The chart shows that 94% believe a cross-company process is important for achieving the goal of high delivery ability coupled with low inventory levels. The cross-company planning process – also known as Sales & Operation planning – demonstrably enhances profitability (DAFA is a good example), but currently only 16% of the companies asked have developed and implemented such a process. This leaves 84% of Danish companies with a huge unexploited potential.
The five barriers
We asked the companies to list the main challenges when establishing an S&OP planning process, which internally synchronizes the company:
- Operations “devour” development activities (69%)
- The company acts and thinks in terms of silos (59%)

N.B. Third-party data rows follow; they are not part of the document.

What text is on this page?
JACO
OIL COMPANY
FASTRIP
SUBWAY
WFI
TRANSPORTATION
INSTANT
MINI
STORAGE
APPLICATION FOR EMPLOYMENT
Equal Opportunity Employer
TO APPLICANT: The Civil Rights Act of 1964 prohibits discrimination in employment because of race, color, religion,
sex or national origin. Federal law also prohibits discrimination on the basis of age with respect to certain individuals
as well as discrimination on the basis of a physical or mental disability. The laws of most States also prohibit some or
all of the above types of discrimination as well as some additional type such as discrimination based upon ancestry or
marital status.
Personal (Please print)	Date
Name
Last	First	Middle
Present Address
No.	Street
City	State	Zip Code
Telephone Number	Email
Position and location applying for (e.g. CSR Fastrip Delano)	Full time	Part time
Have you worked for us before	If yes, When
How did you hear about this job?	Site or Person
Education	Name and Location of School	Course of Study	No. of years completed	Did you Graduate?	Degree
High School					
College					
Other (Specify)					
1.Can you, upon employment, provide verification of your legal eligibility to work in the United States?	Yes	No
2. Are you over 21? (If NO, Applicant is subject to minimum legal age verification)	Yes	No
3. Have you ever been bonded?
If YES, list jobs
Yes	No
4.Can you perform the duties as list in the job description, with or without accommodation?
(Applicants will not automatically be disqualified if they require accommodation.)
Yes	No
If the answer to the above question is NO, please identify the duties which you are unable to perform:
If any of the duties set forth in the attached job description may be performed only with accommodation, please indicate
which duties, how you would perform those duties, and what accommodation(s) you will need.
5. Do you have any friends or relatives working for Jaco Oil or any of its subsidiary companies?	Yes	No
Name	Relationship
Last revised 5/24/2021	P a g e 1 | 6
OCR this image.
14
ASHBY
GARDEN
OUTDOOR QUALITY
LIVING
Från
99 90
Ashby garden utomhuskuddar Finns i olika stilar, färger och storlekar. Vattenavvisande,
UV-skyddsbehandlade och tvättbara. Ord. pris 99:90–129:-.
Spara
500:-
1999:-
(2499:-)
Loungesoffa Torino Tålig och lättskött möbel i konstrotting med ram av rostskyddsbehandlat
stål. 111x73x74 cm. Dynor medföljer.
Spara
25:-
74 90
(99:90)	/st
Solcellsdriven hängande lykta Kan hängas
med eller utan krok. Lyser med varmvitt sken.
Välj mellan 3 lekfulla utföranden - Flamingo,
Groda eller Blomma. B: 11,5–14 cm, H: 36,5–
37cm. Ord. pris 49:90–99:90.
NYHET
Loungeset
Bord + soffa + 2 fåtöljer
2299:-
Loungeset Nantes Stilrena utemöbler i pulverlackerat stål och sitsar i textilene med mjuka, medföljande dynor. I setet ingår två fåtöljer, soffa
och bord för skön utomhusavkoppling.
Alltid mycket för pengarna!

- Lack of a common data basis (44%)
- Knowledge about how to design a joint planning process (41%)
- Top management focus (30%)
Top management has to take responsibility
According to the survey, top management does not pose a barrier to implementing a joint planning process (an element of a super-optimized supply chain). Nevertheless, employees assess that operational tasks take large chunks of time.
At ABC Softwork we believe it is management’s responsibility to ensure optimal operations and planning. Since 88% of the companies interviewed believe a joint planning process is crucial for balancing inventory levels with ability to deliver, it follows that management has a responsibility to allocate development-oriented resources and to break down functional silos.